鐘梓達身後的兩個保鏢拔槍,鐘梓達咳了一聲,他們又把槍收了回去。
程茗輕笑一聲,“其實,是我的老闆想和鐘先生做個交易,若不是您想補償,今天我大概是見不到您的。所以,就請鐘先生同意合作,也好讓我這一趟不白跑。”
程茗拍了拍身邊的沙發,會客室門窗緊閉,厚重的窗簾透不進一絲光亮,白熾燈的柔光灑下。
鐘梓達的手摸了一下身邊的沙發,不是柔軟的。
“程小姐的老闆,想跟我談什麼?”
“我的老闆想要,鐘先生和戰家的溝通內容,還有支出明細。”也就是戰家以權謀私的鐵證。
鐘梓達面不改色,“看來程小姐已經知道自己的父母是誰了。”他這個人留著山羊鬍,抬手捋了幾下。
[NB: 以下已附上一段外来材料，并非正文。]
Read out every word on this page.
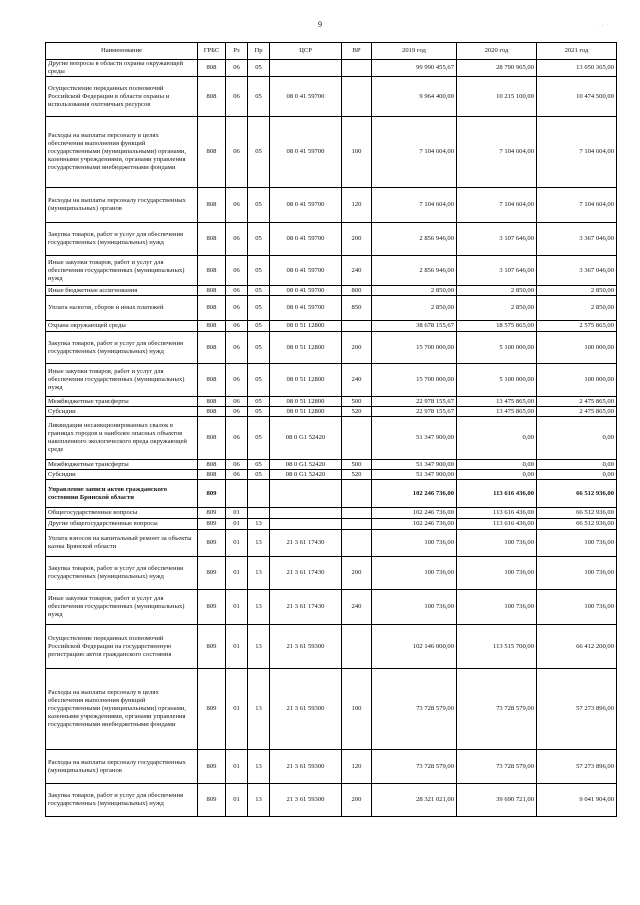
9	· . ·
Наименование	ГРБС	Рз	Пр	ЦСР	ВР	2019 год	2020 год	2021 год
Другие вопросы в области охраны окружающей среды	808	06	05			99 990 455,67	28 790 965,00	13 050 365,00
Осуществление переданных полномочий Российской Федерации в области охраны и использования охотничьих ресурсов	808	06	05	08 0 41 59700		9 964 400,00	10 215 100,00	10 474 500,00
Расходы на выплаты персоналу в целях обеспечения выполнения функций государственными (муниципальными) органами, казенными учреждениями, органами управления государственными внебюджетными фондами	808	06	05	08 0 41 59700	100	7 104 604,00	7 104 604,00	7 104 604,00
Расходы на выплаты персоналу государственных (муниципальных) органов	808	06	05	08 0 41 59700	120	7 104 604,00	7 104 604,00	7 104 604,00
Закупка товаров, работ и услуг для обеспечения государственных (муниципальных) нужд	808	06	05	08 0 41 59700	200	2 856 946,00	3 107 646,00	3 367 046,00
Иные закупки товаров, работ и услуг для обеспечения государственных (муниципальных) нужд	808	06	05	08 0 41 59700	240	2 856 946,00	3 107 646,00	3 367 046,00
Иные бюджетные ассигнования	808	06	05	08 0 41 59700	800	2 850,00	2 850,00	2 850,00
Уплата налогов, сборов и иных платежей	808	06	05	08 0 41 59700	850	2 850,00	2 850,00	2 850,00
Охрана окружающей среды	808	06	05	08 0 51 12800		38 678 155,67	18 575 865,00	2 575 865,00
Закупка товаров, работ и услуг для обеспечения государственных (муниципальных) нужд	808	06	05	08 0 51 12800	200	15 700 000,00	5 100 000,00	100 000,00
Иные закупки товаров, работ и услуг для обеспечения государственных (муниципальных) нужд	808	06	05	08 0 51 12800	240	15 700 000,00	5 100 000,00	100 000,00
Межбюджетные трансферты	808	06	05	08 0 51 12800	500	22 978 155,67	13 475 865,00	2 475 865,00
Субсидии	808	06	05	08 0 51 12800	520	22 978 155,67	13 475 865,00	2 475 865,00
Ликвидация несанкционированных свалок в границах городов и наиболее опасных объектов накопленного экологического вреда окружающей среде	808	06	05	08 0 G1 52420		51 347 900,00	0,00	0,00
Межбюджетные трансферты	808	06	05	08 0 G1 52420	500	51 347 900,00	0,00	0,00
Субсидии	808	06	05	08 0 G1 52420	520	51 347 900,00	0,00	0,00
Управление записи актов гражданского состояния Брянской области	809					102 246 736,00	113 616 436,00	66 512 936,00
Общегосударственные вопросы	809	01				102 246 736,00	113 616 436,00	66 512 936,00
Другие общегосударственные вопросы	809	01	13			102 246 736,00	113 616 436,00	66 512 936,00
Уплата взносов на капитальный ремонт за объекты казны Брянской области	809	01	13	21 3 61 17430		100 736,00	100 736,00	100 736,00
Закупка товаров, работ и услуг для обеспечения государственных (муниципальных) нужд	809	01	13	21 3 61 17430	200	100 736,00	100 736,00	100 736,00
Иные закупки товаров, работ и услуг для обеспечения государственных (муниципальных) нужд	809	01	13	21 3 61 17430	240	100 736,00	100 736,00	100 736,00
Осуществление переданных полномочий Российской Федерации на государственную регистрацию актов гражданского состояния	809	01	13	21 3 61 59300		102 146 000,00	113 515 700,00	66 412 200,00
Расходы на выплаты персоналу в целях обеспечения выполнения функций государственными (муниципальными) органами, казенными учреждениями, органами управления государственными внебюджетными фондами	809	01	13	21 3 61 59300	100	73 728 579,00	73 728 579,00	57 273 896,00
Расходы на выплаты персоналу государственных (муниципальных) органов	809	01	13	21 3 61 59300	120	73 728 579,00	73 728 579,00	57 273 896,00
Закупка товаров, работ и услуг для обеспечения государственных (муниципальных) нужд	809	01	13	21 3 61 59300	200	28 321 021,00	39 690 721,00	9 041 904,00
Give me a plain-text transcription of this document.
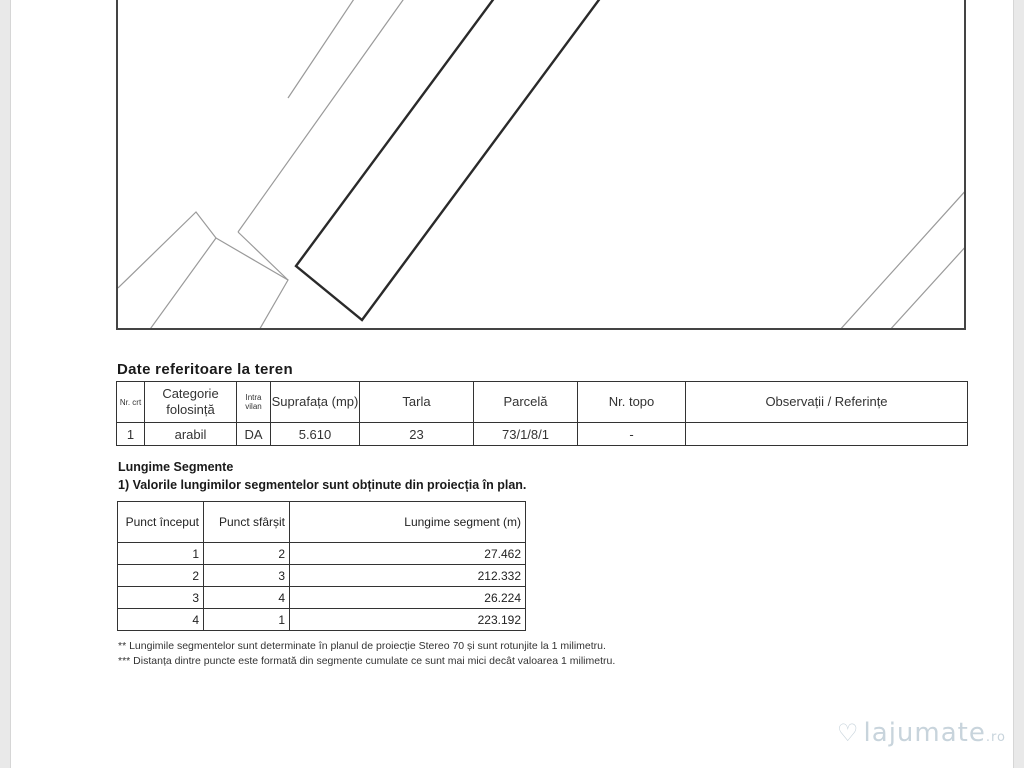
Date referitoare la teren
Nr. crt	Categorie folosință	Intra vilan	Suprafața (mp)	Tarla	Parcelă	Nr. topo	Observații / Referințe
1	arabil	DA	5.610	23	73/1/8/1	-	
Lungime Segmente
1) Valorile lungimilor segmentelor sunt obținute din proiecția în plan.
Punct început	Punct sfârșit	Lungime segment (m)
1	2	27.462
2	3	212.332
3	4	26.224
4	1	223.192
** Lungimile segmentelor sunt determinate în planul de proiecție Stereo 70 și sunt rotunjite la 1 milimetru.
*** Distanța dintre puncte este formată din segmente cumulate ce sunt mai mici decât valoarea 1 milimetru.
♡ lajumate.ro
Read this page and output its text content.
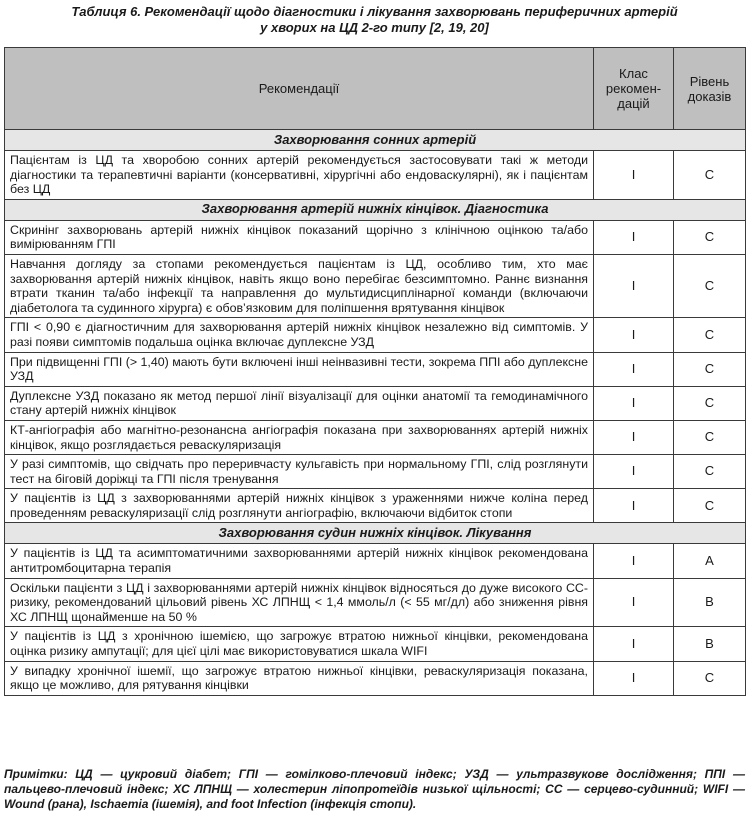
Таблиця 6. Рекомендації щодо діагностики і лікування захворювань периферичних артерій
у хворих на ЦД 2-го типу [2, 19, 20]
Рекомендації	Клас рекомен-дацій	Рівень доказів
Захворювання сонних артерій		
Пацієнтам із ЦД та хворобою сонних артерій рекомендується застосовувати такі ж методи діагностики та терапевтичні варіанти (консервативні, хірургічні або ендоваскулярні), як і пацієнтам без ЦД	I	C
Захворювання артерій нижніх кінцівок. Діагностика		
Скринінг захворювань артерій нижніх кінцівок показаний щорічно з клінічною оцінкою та/або вимірюванням ГПІ	I	C
Навчання догляду за стопами рекомендується пацієнтам із ЦД, особливо тим, хто має захворювання артерій нижніх кінцівок, навіть якщо воно перебігає безсимптомно. Раннє визнання втрати тканин та/або інфекції та направлення до мультидисциплінарної команди (включаючи діабетолога та судинного хірурга) є обов’язковим для поліпшення врятування кінцівок	I	C
ГПІ < 0,90 є діагностичним для захворювання артерій нижніх кінцівок незалежно від симптомів. У разі появи симптомів подальша оцінка включає дуплексне УЗД	I	C
При підвищенні ГПІ (> 1,40) мають бути включені інші неінвазивні тести, зокрема ППІ або дуплексне УЗД	I	C
Дуплексне УЗД показано як метод першої лінії візуалізації для оцінки анатомії та гемодинамічного стану артерій нижніх кінцівок	I	C
КТ-ангіографія або магнітно-резонансна ангіографія показана при захворюваннях артерій нижніх кінцівок, якщо розглядається реваскуляризація	I	C
У разі симптомів, що свідчать про переривчасту кульгавість при нормальному ГПІ, слід розглянути тест на біговій доріжці та ГПІ після тренування	I	C
У пацієнтів із ЦД з захворюваннями артерій нижніх кінцівок з ураженнями нижче коліна перед проведенням реваскуляризації слід розглянути ангіографію, включаючи відбиток стопи	I	C
Захворювання судин нижніх кінцівок. Лікування		
У пацієнтів із ЦД та асимптоматичними захворюваннями артерій нижніх кінцівок рекомендована антитромбоцитарна терапія	I	A
Оскільки пацієнти з ЦД і захворюваннями артерій нижніх кінцівок відносяться до дуже високого СС-ризику, рекомендований цільовий рівень ХС ЛПНЩ < 1,4 ммоль/л (< 55 мг/дл) або зниження рівня ХС ЛПНЩ щонайменше на 50 %	I	B
У пацієнтів із ЦД з хронічною ішемією, що загрожує втратою нижньої кінцівки, рекомендована оцінка ризику ампутації; для цієї цілі має використовуватися шкала WIFI	I	B
У випадку хронічної ішемії, що загрожує втратою нижньої кінцівки, реваскуляризація показана, якщо це можливо, для рятування кінцівки	I	C
Примітки: ЦД — цукровий діабет; ГПІ — гомілково-плечовий індекс; УЗД — ультразвукове дослідження; ППІ — пальцево-плечовий індекс; ХС ЛПНЩ — холестерин ліпопротеїдів низької щільності; СС — серцево-судинний; WIFI — Wound (рана), Ischaemia (ішемія), and foot Infection (інфекція стопи).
“我是程家的女兒,母親是陳瑜。父親因為腿傷不得不轉業,在上源區營生。但,做兒女的當然想滿足父母的願望,比如讓我母親回一趟京區,看看外公外婆,兩位老人年歲大了,也盼著女兒女婿能在膝前盡孝不是?”
“既然這樣,也要看程小姐的老闆能拿出什麼樣的誠意。”
“我只負責傳話,具體內容還是請鐘先生和我的老闆詳談。”程茗推了一張名片在桌面上,“這是我老闆的電話,今晚九點整,他期待您的聯系。”
程茗起身,把手心的按鈕器展示給鐘梓達看,“我還要趕時間回上源區,告辭。”
待程茗和阿波羅驅車離開,鐘梓達讓人拆開沙發,裡面是一根根紙質捲筒,只有一點□□,其餘都是碎碳。
鐘梓達捏著只有電話號的名片,看著桌面上留有橙汁的四個玻璃杯,鬼知道程茗有沒有喝過。大大小小一共三十個攝像機全被拆了丟在窗簾後面。
程茗的老闆,會是什麼人?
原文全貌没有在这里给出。